Alfred Erhart (1928-1984): Tabernakel aus der Kapelle St. Pius X. auf dem Kandelberg (1958)
Die Kapelle auf dem Berggipfel des Kandel im Schwarzwald birgt auf 1241 Meter das vielleicht höchstgelegene Jerusalemskunstwerk ganz Deutschlands. Die schlichte Kapelle „St. Pius X.“, zu der noch eine kleine Eremitenklause gehört, wurde Ende der 1950er Jahre auf dem Berg errichtet – heute wäre es nicht mehr möglich, in dem Naturschutzgebiet eine Glaubensgemeinschaft zu bevorzugen, ohne nicht auch für eine kleine Synagoge, Moschee und anderes Sorge zu tragen. Damals waren die Zeiten anders, zu der Einweihung am 28. September 1958 pilgerten Tausende auf den Berg, sogar der Erzbischof Schäufele war angereist.
Der Tabernakel für die Kapelle ist eine Arbeit des Gold- und Silberschmieds Alfred Erhart (1928-1984). Dargestellt sind links unten der Seher Johannes mit einem Buch, auf dem etwas eingeschrieben steht. Es handelt sich nicht um eine Signatur, sondern „Offb. XXI 2“ verweist auf das Thema des Dargestellten. Rechts oben erscheint das Himmlische Jerusalem, bei dem sich die Bauten und Tore halbkreisförmig um den Kreisnimbus mit dem Opferlamm Gottes ziehen.

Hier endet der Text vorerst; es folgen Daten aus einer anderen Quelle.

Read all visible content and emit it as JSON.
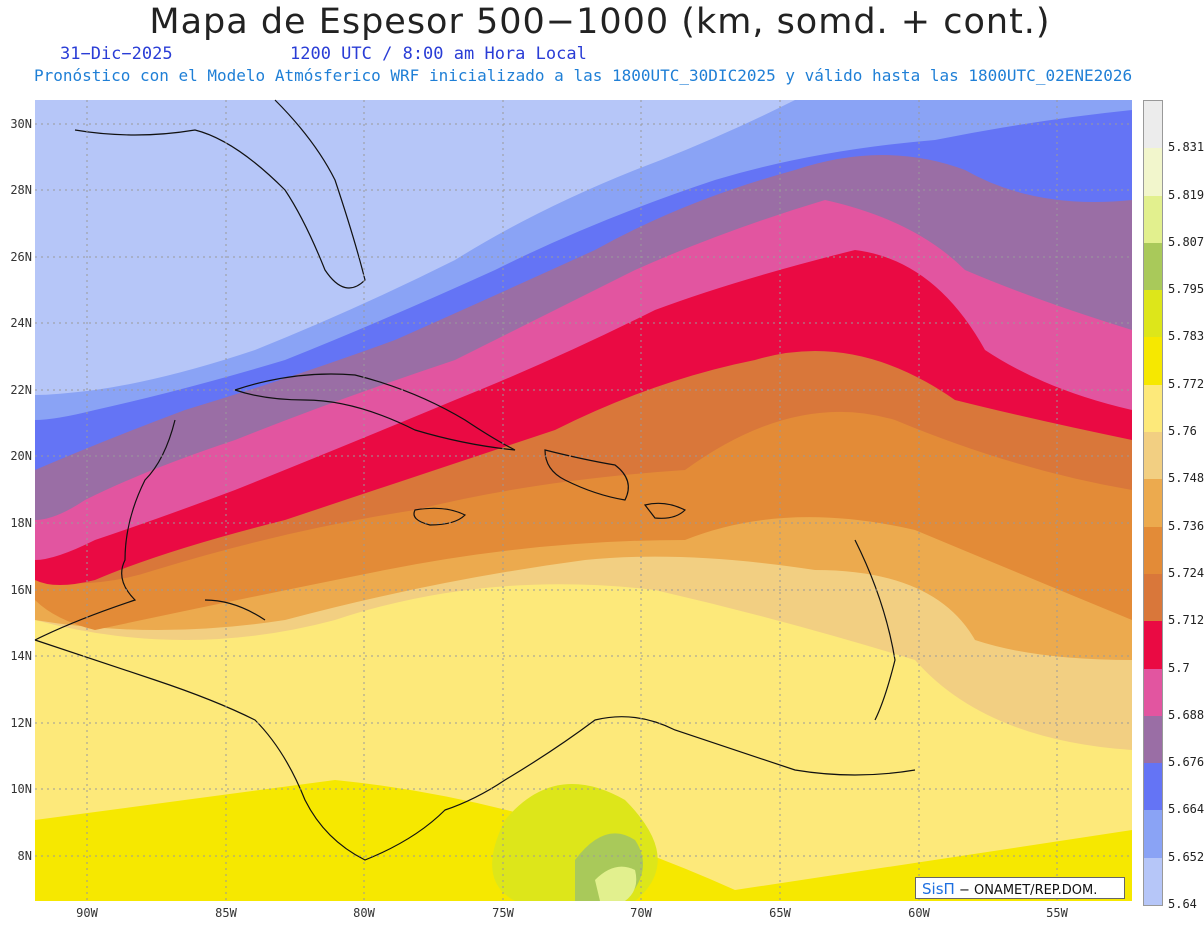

Zwischen der Stadt oben rechts und dem Seher unten links steht über die Tabernakeloberfläche hinweg in Latein geschrieben: „Ecce tabernaculum dei, cum hominibus“ (Johannesoffenbarung Kap. 21, Vers 3). Der Schmuck aus zwölf aufgesetzten Edelsteinen (von denen 2024 noch nicht einer gestohlen war!) steht in der Tradition der Waldkircher Edelsteinschleiferei. Der Tabernakel stand ursprünglich auf dem Altar, wurde aber 2011 gemäß der liturgischen Reform des Zweiten Vatikanischen Konzils an der linken Seitenwand des Chorraums der Kandelkapelle neu aufgestellt.
Hermann Brommer: Alfred Erhart (1928–1984). Zum Tod des Freiburger Bildhauers, in: Schau-ins-Land, 103, 1984, S. 209-217.

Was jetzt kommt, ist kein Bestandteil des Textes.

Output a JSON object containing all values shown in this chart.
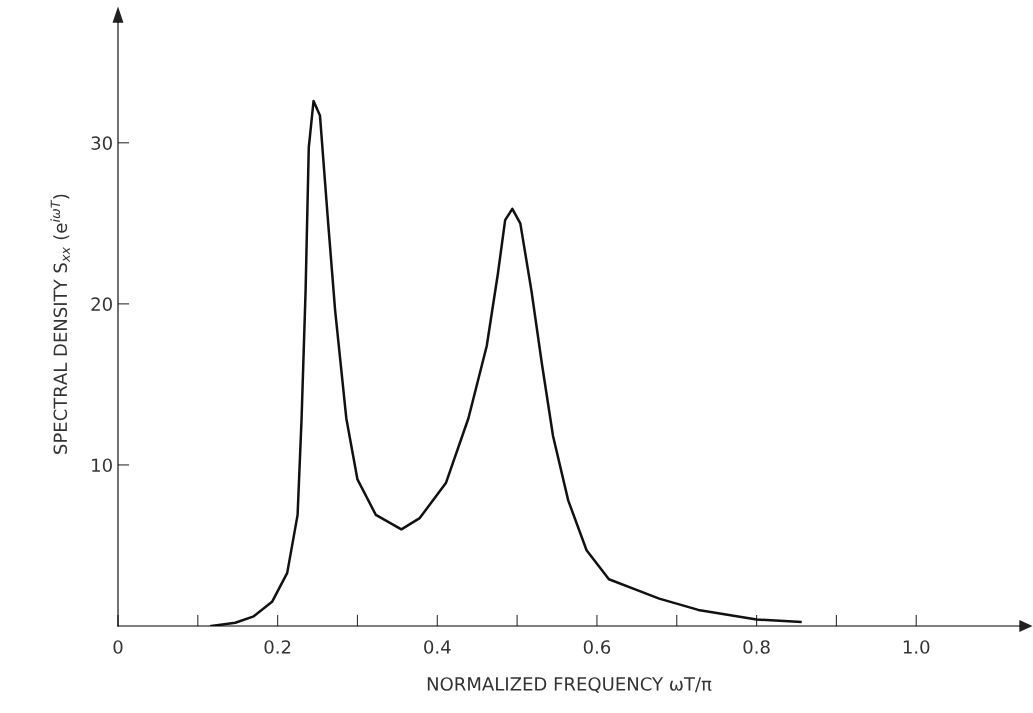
{
  "chart_data": {
    "type": "line",
    "xlabel": "NORMALIZED FREQUENCY ωT/π",
    "ylabel": "SPECTRAL DENSITY S$_{xx}$ (e$^{iωT}$)",
    "x": [
      0.117,
      0.147,
      0.17,
      0.193,
      0.212,
      0.225,
      0.23,
      0.235,
      0.239,
      0.245,
      0.253,
      0.263,
      0.272,
      0.286,
      0.3,
      0.323,
      0.355,
      0.378,
      0.411,
      0.439,
      0.462,
      0.476,
      0.485,
      0.494,
      0.504,
      0.518,
      0.531,
      0.545,
      0.564,
      0.587,
      0.615,
      0.652,
      0.678,
      0.727,
      0.8,
      0.855
    ],
    "series": [
      {
        "color": "#111111",
        "values": [
          0,
          0.2,
          0.6,
          1.5,
          3.3,
          6.9,
          12.9,
          20.8,
          29.7,
          32.6,
          31.7,
          25.2,
          19.6,
          12.9,
          9.1,
          6.9,
          6.0,
          6.7,
          8.9,
          12.9,
          17.4,
          21.9,
          25.2,
          25.9,
          25.0,
          20.8,
          16.3,
          11.8,
          7.8,
          4.7,
          2.9,
          2.2,
          1.7,
          1.0,
          0.4,
          0.25
        ]
      }
    ],
    "xlim": [
      0,
      1.13
    ],
    "ylim": [
      0,
      37.5
    ],
    "xticks": [
      {
        "value": 0,
        "label": "0"
      },
      {
        "value": 0.1,
        "label": null
      },
      {
        "value": 0.2,
        "label": "0.2"
      },
      {
        "value": 0.3,
        "label": null
      },
      {
        "value": 0.4,
        "label": "0.4"
      },
      {
        "value": 0.5,
        "label": null
      },
      {
        "value": 0.6,
        "label": "0.6"
      },
      {
        "value": 0.7,
        "label": null
      },
      {
        "value": 0.8,
        "label": "0.8"
      },
      {
        "value": 0.9,
        "label": null
      },
      {
        "value": 1.0,
        "label": "1.0"
      }
    ],
    "yticks": [
      10,
      20,
      30
    ],
    "grid": false,
    "legend": false,
    "marker": "none",
    "line_style": "solid"
  }
}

Claus Bernet: Der Tabernakel und das Neue Jerusalem, Norderstedt 2015 (Meisterwerke des Himmlischen Jerusalem, 34).
Zum Künstler:
Alfred Erhart wurde am 12. März 1928 in Freiburg im Breisgau geboren. Er studierte nach dem Abitur (1947) an der an der Staatlichen Höheren Fachschule für Edelmetallgewerbe in Schwäbisch Gmünd. Nach seinem Abschluss 1952 machte er sich mit einer eigenen Werkstatt in Freiburg/Breisgau selbstständig. Neben seiner praktischen Tätigkeit wirkte er auch als Theoretiker und publizierte kunstpädagogische Arbeiten (1973 zu Holzobjekten im Alltag und 1980 zu handgearbeiteten Figuren aus Rundholz, die beide im Christophorus-Verlag erschienen).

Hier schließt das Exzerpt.